I really wanted to keep this project cheap because it's entirely cosmetic.  The total cost of the beadboard for both sides of the bulkhead was just $28, but I didn't really have a large supply of wood suitable for trim (ie. mahogany/sapele).  I considered going over to the sawmill to see what I could find, but realized that the old partially rotten cockpit coaming boards that I replaced were sitting on top of my woodpile holding down a tarp and might have some decent wood left in them. 

I cut a chunk out of it and ran it through the thickness planer and found that the wood was still in good shape once I planed off the front and back surfaces.  Excellent, free Honduras mahogany!  I proceeded to plane down the rest of the coamings and then cut out a bunch of 1 inch strips for the trim.

Some of the trim that ran along the cabin headliner needed to be curved so taped up a paper template in the cabin and trimmed it so it fit perfectly along the curves of the headliner.  Then I traced the pattern on a wide piece of the planed mahogany (I planed the old coamings to 3/8") and cut it out with a jig saw.  I took a rasp and rounded over one of the exposed edges and took it back over to the boat for a test fitting.  I was pleased to find that everything fit pretty darn well and I would only need to make some minor adjustments to have a perfect fit.

To finish up, I took all the cut beadboard and gave the front and back a coat of acrylic latex semi-gloss interior paint.  I wanted semi-gloss so it could be easily wiped down, but didn't feel it necessary to spend much money on marine paint.  House paint would do just fine for this since it won't be exposed to anything other than humid conditions.  

I ran out of weekend to get everything re installed, but I'm hoping I'll find some time this week.  My plan is to use some liquid nails on the beadboard backing along with some screws to get it fixed in place. Then I'll put some more paint on before getting the trim installed.


  1. Hi Matt. When reading how you were debating between plywood and solid wood was reminded of something I read in Don Casey's book This Old Boat (paraphrased):
    Why plywood?..plywood is just as common on multi-million dollar yachts whose owners can easily afford the best. It is widely used because it has advantages over solid wood. One advantage is strength..A second advantage is its stability. Wood is hydroscopic meaning it readily takes on and gives up moisture, causing the wood to expand and contract subsequently contracting, checking, cracking and warping.. Moisture content affects the diameter of the wood cells but has little effect on their length, meaning that wood tends to swell in width, not length. Because of this, the cross-grained configuration of plywood makes it much less susceptible to warping etc over solid wood.
    Perhaps you already read this but just in case you haven't...

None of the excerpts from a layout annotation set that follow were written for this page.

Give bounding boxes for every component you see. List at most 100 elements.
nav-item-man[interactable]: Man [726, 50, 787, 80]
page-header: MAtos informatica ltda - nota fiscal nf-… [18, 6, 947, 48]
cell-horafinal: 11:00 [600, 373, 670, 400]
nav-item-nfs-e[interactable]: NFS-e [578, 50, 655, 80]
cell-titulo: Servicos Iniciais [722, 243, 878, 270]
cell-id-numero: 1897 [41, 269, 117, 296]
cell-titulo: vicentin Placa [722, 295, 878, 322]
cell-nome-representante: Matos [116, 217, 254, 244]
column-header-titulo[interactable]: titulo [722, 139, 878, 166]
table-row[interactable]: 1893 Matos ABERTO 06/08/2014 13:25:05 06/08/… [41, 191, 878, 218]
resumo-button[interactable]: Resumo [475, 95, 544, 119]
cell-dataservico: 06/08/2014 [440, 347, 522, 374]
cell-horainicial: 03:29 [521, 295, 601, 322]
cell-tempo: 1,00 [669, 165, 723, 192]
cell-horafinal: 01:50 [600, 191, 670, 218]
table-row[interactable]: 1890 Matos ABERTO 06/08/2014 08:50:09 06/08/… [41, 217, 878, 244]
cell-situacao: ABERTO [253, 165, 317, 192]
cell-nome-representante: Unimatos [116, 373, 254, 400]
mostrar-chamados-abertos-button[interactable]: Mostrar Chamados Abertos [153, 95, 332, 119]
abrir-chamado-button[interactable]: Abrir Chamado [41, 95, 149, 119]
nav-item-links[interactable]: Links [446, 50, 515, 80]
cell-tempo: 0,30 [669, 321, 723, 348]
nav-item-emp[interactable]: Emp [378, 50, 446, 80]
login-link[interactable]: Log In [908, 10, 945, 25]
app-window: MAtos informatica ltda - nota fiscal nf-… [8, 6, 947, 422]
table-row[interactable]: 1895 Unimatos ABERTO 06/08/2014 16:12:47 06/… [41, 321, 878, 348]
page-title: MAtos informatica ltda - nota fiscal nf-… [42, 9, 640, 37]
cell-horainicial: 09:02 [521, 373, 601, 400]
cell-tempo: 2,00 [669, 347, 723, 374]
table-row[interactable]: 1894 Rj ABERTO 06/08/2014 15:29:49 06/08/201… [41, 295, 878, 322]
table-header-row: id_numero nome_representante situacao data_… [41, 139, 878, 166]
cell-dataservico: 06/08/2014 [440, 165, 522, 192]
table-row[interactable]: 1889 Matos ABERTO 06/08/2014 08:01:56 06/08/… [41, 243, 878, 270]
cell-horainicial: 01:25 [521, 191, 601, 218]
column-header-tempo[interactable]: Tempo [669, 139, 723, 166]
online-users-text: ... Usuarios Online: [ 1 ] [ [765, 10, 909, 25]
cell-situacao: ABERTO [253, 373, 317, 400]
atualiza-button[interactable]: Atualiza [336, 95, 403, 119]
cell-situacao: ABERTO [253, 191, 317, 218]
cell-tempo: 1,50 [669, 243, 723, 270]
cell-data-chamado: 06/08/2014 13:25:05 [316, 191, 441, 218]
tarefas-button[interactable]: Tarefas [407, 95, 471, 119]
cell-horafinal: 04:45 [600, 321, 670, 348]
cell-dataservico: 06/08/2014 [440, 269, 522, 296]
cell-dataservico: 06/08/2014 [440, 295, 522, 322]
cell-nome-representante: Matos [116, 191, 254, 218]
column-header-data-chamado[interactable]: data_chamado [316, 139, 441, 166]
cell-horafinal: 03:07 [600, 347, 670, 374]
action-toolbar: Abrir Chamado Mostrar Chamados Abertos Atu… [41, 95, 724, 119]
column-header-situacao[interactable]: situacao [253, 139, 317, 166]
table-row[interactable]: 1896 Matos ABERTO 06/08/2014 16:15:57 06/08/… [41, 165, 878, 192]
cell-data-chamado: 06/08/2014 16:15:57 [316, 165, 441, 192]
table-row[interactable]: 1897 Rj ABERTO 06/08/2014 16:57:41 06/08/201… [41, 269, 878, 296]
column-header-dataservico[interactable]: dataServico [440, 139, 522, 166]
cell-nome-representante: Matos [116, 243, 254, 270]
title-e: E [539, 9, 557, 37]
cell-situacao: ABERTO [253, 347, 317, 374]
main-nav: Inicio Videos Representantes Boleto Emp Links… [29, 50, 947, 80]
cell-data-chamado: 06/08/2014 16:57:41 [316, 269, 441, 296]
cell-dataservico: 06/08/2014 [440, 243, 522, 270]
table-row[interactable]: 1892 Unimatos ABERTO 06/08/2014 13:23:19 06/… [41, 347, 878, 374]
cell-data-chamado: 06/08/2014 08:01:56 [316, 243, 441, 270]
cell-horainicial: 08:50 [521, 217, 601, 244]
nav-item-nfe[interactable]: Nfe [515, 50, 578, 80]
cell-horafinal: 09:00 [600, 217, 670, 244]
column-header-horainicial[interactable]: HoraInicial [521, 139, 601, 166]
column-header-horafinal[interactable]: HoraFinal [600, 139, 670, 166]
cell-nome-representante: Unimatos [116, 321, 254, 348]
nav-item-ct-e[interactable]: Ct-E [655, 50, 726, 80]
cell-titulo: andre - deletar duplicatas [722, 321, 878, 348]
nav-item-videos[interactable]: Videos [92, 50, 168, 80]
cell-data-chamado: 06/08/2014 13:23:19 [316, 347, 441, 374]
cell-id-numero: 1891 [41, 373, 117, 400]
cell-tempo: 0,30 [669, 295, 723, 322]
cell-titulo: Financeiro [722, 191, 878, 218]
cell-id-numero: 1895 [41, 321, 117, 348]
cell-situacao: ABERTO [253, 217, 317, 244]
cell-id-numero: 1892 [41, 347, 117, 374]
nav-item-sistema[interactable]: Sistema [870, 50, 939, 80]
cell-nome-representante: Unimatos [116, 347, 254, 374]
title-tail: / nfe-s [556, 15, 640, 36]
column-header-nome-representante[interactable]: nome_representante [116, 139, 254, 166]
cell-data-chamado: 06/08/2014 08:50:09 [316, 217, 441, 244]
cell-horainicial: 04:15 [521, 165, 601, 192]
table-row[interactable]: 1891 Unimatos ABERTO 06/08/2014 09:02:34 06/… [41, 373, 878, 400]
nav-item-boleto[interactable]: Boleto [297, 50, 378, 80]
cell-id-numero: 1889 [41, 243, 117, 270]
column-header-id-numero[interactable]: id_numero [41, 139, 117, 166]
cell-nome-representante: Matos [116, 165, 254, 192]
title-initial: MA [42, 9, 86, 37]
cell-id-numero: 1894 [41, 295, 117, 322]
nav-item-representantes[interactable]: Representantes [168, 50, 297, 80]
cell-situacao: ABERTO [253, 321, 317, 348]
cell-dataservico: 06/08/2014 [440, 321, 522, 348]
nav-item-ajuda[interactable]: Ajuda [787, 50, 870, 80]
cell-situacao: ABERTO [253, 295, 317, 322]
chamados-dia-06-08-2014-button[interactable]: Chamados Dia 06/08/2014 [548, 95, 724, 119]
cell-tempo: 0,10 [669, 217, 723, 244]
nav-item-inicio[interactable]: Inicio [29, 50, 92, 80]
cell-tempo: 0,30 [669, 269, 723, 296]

    1. I have read that passage, but what Don fails to distinguish between is the difference between local home center exterior grade plywood and marine grade plywood (which is what is used on those multi-million dollar yachts). Marine grade plywood generally uses more laminations, uses a different strand orientation than local exterior grade, uses better waterproof glue, and is made with far few voids in the laminates. It is also more expensive than solid wood in some cases. I built my rudder with marine grade plywood and a single sheet cost $200. The bead board plywood in local home centers is not good quality and likely won't even be laminated with waterproof glue so without sealing it really well, it will warp and swell up fast (ask me how I know). That wasn't the show stopper though, the thing that finally swayed me toward solid wood was that it was easier to cut and fit than transferring the curve onto a big sheet of plywood and then wrestling the whole thing into place. With solid wood you need to take into account the wood's movement and if you do so, it won't be any problem. Plywood has only been around for 100 years or so, but we've been making wood boats for a lot longer than that.